19. How can readers get in touch with you? email@example.com
20. Any regrets? After reviewing Dan Brown’s first manuscript, Digital Fortress, I declined to provide endorsing comments because I didn’t like the pointless vulgarity demonstrated by his educated, sometime brilliant, story characters. They weren’t believable. I worked with these people every day and they don’t behave the way he first portrayed them. I couldn’t say anything good without lying and didn’t want to hurt his chances. Unbeknownst to me, his editor felt the same way. They cleaned it up before publication, then he wrote The DaVinci Code. You can’t make this stuff up…

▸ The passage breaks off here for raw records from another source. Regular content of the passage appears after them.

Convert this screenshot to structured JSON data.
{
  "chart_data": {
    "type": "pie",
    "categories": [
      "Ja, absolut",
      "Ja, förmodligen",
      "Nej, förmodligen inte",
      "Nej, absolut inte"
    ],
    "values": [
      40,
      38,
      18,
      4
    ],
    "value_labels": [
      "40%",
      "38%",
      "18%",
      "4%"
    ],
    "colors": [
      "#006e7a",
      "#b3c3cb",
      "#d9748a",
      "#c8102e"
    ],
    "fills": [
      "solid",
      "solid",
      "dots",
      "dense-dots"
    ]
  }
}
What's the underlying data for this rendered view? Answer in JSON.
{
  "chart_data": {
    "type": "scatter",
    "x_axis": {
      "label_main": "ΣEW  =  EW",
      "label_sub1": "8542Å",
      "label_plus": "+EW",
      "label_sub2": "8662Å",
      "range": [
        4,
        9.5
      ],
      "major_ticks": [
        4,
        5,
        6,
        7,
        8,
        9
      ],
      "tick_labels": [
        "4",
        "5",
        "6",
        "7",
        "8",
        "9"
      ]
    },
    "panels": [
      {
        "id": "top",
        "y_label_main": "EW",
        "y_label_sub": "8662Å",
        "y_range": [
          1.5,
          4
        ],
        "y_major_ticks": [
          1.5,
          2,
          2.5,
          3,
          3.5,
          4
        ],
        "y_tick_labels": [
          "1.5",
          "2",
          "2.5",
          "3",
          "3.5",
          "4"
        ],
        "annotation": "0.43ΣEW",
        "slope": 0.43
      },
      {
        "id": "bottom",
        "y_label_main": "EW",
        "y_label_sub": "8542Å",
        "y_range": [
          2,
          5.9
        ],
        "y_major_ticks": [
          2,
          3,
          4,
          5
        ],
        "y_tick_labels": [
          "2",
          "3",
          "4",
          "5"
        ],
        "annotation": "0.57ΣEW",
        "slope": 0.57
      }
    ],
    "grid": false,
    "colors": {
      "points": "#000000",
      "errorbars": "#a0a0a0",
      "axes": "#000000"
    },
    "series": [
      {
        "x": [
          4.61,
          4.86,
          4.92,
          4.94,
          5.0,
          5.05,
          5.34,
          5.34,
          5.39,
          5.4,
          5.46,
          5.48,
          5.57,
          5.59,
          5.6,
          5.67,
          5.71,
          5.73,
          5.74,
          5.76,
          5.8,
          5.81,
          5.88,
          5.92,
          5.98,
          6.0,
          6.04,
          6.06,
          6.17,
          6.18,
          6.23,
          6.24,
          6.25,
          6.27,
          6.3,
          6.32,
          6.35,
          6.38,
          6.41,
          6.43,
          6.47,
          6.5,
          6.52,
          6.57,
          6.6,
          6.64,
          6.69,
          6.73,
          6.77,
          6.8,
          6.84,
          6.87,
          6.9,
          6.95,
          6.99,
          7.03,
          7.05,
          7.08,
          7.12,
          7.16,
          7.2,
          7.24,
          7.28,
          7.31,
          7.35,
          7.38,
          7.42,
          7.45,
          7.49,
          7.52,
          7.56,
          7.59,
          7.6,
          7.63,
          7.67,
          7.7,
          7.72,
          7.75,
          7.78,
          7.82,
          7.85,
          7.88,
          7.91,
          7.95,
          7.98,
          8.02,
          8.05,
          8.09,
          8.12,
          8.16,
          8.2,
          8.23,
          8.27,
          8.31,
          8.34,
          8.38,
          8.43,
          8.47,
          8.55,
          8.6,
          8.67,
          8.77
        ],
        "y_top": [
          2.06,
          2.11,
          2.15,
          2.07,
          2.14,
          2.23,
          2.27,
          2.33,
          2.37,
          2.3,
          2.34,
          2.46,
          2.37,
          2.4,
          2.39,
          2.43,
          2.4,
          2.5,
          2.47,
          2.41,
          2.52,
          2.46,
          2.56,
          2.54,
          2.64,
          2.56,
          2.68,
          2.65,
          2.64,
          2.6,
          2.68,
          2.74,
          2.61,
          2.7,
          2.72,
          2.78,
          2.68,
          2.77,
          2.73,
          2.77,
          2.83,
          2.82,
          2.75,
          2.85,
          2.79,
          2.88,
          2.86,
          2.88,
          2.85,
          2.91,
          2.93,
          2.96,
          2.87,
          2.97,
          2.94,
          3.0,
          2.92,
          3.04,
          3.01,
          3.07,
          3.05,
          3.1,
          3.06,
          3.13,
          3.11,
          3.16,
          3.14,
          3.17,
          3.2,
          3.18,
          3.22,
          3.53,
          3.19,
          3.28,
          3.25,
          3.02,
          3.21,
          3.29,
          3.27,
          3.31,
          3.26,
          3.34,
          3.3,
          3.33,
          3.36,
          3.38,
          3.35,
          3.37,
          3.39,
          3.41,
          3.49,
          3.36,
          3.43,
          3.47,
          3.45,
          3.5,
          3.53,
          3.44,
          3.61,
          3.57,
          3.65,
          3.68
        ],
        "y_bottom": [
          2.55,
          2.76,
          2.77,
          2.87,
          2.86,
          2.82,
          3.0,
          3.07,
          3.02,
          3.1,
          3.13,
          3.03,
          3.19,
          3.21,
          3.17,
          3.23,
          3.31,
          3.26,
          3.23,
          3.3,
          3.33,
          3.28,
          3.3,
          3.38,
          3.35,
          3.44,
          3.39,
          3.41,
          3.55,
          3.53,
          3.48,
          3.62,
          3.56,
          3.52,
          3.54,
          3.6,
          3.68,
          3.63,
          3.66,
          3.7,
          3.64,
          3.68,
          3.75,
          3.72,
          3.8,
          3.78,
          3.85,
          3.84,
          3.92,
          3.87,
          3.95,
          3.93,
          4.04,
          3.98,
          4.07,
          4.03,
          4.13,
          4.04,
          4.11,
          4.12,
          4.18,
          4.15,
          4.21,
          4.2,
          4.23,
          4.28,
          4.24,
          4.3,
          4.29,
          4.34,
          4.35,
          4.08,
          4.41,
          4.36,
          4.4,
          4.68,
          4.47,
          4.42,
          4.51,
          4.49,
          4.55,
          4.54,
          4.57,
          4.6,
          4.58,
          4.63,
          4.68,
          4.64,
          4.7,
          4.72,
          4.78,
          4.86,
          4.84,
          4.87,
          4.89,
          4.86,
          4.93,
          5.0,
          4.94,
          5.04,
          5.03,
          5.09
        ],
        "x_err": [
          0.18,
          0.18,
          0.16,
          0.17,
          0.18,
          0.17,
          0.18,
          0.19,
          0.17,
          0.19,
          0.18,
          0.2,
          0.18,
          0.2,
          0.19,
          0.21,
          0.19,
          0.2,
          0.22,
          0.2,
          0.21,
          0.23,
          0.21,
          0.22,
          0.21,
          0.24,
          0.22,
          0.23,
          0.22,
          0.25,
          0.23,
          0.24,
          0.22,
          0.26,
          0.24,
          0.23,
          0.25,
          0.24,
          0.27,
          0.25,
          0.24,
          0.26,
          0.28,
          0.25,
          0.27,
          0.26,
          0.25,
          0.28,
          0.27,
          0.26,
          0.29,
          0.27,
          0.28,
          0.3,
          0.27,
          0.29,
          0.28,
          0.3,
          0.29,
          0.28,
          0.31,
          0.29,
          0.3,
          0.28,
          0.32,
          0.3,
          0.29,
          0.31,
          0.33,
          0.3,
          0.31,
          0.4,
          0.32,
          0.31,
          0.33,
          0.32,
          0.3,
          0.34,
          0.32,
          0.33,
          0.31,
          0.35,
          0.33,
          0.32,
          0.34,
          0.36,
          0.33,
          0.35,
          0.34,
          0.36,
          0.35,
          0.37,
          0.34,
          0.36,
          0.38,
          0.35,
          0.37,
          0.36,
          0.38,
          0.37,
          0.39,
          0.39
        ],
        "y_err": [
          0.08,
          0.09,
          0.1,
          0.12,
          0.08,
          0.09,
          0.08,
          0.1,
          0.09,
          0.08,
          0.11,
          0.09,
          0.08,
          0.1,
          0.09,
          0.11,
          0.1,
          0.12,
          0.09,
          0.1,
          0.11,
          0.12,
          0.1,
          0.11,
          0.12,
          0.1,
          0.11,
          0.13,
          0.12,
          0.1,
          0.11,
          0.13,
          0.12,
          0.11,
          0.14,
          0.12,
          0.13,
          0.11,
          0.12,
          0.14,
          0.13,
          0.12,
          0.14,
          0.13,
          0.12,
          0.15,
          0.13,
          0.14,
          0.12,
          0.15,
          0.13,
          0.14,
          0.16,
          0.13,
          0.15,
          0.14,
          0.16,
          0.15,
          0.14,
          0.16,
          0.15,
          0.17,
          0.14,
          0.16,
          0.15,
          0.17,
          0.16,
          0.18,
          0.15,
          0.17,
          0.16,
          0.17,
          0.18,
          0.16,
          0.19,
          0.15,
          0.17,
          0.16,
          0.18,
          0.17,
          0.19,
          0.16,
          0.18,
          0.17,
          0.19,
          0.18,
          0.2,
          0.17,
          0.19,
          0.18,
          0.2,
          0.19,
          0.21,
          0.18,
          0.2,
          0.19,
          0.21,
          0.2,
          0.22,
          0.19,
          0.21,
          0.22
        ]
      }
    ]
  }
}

21. What do like most about writing? For me, the heart of the matter is the story experience. It’s magic, a great adventure of discovery full of wonder—like a roam through the woods, looking under every rock. It’s the best of times and worst. Involvement with the characters can be debilitating. Capturing the story experience on paper for the first time, then reading it back is always disappointing. What’s on paper seems a filtered, watered down version of what actually happened—a black and white still shot from an action packed color film.
22. Would you tell us about your road to publication? It started with Mark Gatlin, acquisitions editor for the Naval Institute Press, aka Tom Clancy’s editor on The Hunt For Red October. Mark’s “I think you’re on to something” encouragement gave me the confidence to forge ahead and never look back. After two years with Mark, Virus became a better novel thanks to his guidance. His three reviewers checked my numbers, offered suggestions for improving the story and establishing technical credibility up front. And to my surprise, one offered suggestions which would convert Virus into Red Storm Rising. I included suggestions which improved the story and moved on to New York. My happiest time was finding the right agent, one who loved my work! Following over eighty rejections, George Wieser read my manuscript in less than thirty-six hours and absorbed it like a sponge. We met face-to-face in his NYC office on day later. There he asked more story questions than you’d believe or I could answer. And he sold Virus to Putnam Berkley the following day. More than this, he sponsored me, introducing me to the York City’s publishing community. After working with Putnam Berkley, Virus became a better people story. Their editor illuminated story holes and gave me the confidence to include gut wrenching, character development scenes I would not have included otherwise. Finally, he provided suggestions considering Tom Clancy’s audience. All total, 4 single-spaced pages of suggestions and I adopted two-thirds of them.